Our proposal is that the Go project,

  • officially recommends vendoring into an “internal” directory with import rewriting (not GOPATH modifications) as the canonical way to pin dependencies.

  • defines a common config file format for dependencies & vendoring

  • makes no code changes to cmd/go in Go 1.5. External tools such as “godep” or “nut” will implement 1) and 2). We can reevaluate including such a tool in Go 1.6+.


Note: June 2015, the first support for vendoring appears in Go 1.5!

See c/10923/:

When GO15VENDOREXPERIMENT=1 is in the environment, this CL changes the resolution of import paths according to the Go 1.5 vendor proposal:

  • If there is a source directory d/vendor, then, when compiling a source file within the subtree rooted at d, import "p" is interpreted as import "d/vendor/p" if that exists.
  • When there are multiple possible resolutions, the most specific (longest) path wins.
  • The short form must always be used: no import path can contain “/vendor/” explicitly.
  • Import comments are ignored in vendored packages.

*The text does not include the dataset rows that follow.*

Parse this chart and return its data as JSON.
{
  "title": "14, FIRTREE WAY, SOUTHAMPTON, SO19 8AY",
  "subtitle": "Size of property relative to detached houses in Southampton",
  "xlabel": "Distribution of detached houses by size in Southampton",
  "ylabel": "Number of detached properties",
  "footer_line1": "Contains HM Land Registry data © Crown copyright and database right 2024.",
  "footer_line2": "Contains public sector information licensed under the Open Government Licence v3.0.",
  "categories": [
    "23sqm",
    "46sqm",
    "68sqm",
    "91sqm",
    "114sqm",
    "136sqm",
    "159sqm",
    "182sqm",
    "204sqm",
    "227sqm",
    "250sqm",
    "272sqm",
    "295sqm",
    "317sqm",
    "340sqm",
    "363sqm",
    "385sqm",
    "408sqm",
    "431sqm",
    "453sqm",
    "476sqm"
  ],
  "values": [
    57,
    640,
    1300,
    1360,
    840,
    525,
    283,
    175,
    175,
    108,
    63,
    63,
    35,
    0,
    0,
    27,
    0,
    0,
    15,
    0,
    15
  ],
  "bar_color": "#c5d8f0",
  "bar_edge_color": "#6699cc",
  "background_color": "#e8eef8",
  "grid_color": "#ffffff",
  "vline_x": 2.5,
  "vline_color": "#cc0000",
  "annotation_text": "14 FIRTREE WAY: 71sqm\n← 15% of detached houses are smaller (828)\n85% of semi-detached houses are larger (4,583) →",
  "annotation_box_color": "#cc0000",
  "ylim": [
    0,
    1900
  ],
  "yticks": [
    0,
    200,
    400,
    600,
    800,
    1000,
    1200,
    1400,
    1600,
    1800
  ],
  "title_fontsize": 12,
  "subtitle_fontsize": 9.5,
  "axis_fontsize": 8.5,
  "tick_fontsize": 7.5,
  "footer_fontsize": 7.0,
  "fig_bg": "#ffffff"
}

Update January 2016: Go 1.6 will make vendoring the default.
And as detailed in the article "MOST GO TOOLS NOW WORK WITH GO15VENDOREXPERIMENT":

1.6 brings support for /vendor/ to most tools (like the oracle) out of the box; use the Beta to rebuild them.

  • issue 12278 has been resolved.
  • there still is an issue with goimports, and there is a CL that can be cherry-picked.

Update August 2018: this (vgo presented below) is now implemented with Go 1.11 and modules.

Update Feb. 2018, 3 years later.

There is a new approach developed by Russ Cox, from the core Golang development team.

The vgo project.

go get -u golang.org/x/vgo

This proposal:

  • keeps the best parts of go get,
  • adds reproducible builds,
  • adopts semantic versioning,
  • eliminates vendoring,
  • deprecates GOPATH in favor of a project-based workflow, and
  • provides a smooth migration path from dep and its predecessors.

vgo semver

It is based on a new MVS ("Minimal Version Selection") algorithm:

https://research.swtch.com/version-select-2.png

You can see:

  • the first articles in Go & Versioning
  • the discussion in this thread
  • the analysis of that thread by Jon Calhoun
  • the counter-point by Sam Boyer in "Thoughts on vgo and dep":
    He was leading the private initiative of go dep
  • the first debate (YouTube) between Russ, Sam and Jesse Frazelle!

May 2018: Artifactory proposes a vgo proxy

The recent release of Artifactory 5.11 added support for vgo-compatible Go registries (and go proxy) giving the community a variety of capabilities when developing with Go.
Here are just a few of them:

  • Local repositories in Artifactory let you set up secure, private Go registries with fine-grained access control to packages according to projects or development teams.
  • A remote repository in Artifactory is a caching proxy for remote Go resources such as a GitHub project. Accessing a go proxy through Artifactory removes your dependency on the network, or on GitHub since all dependencies needed for your Go builds are cached in Artifactory and are therefore locally available. This also removes the risk of someone mutating or removing a dependency from version control, or worse, force-pushing changes to a remote Git tag thus changing what should be an immutable version which can create a lot of confusion and instability for dependent projects.
  • A virtual repository aggregates both local and remote Go registries giving you access to all Go resources needed for your builds from a single URL, hiding the complexity of using a combination of both local and remote resources.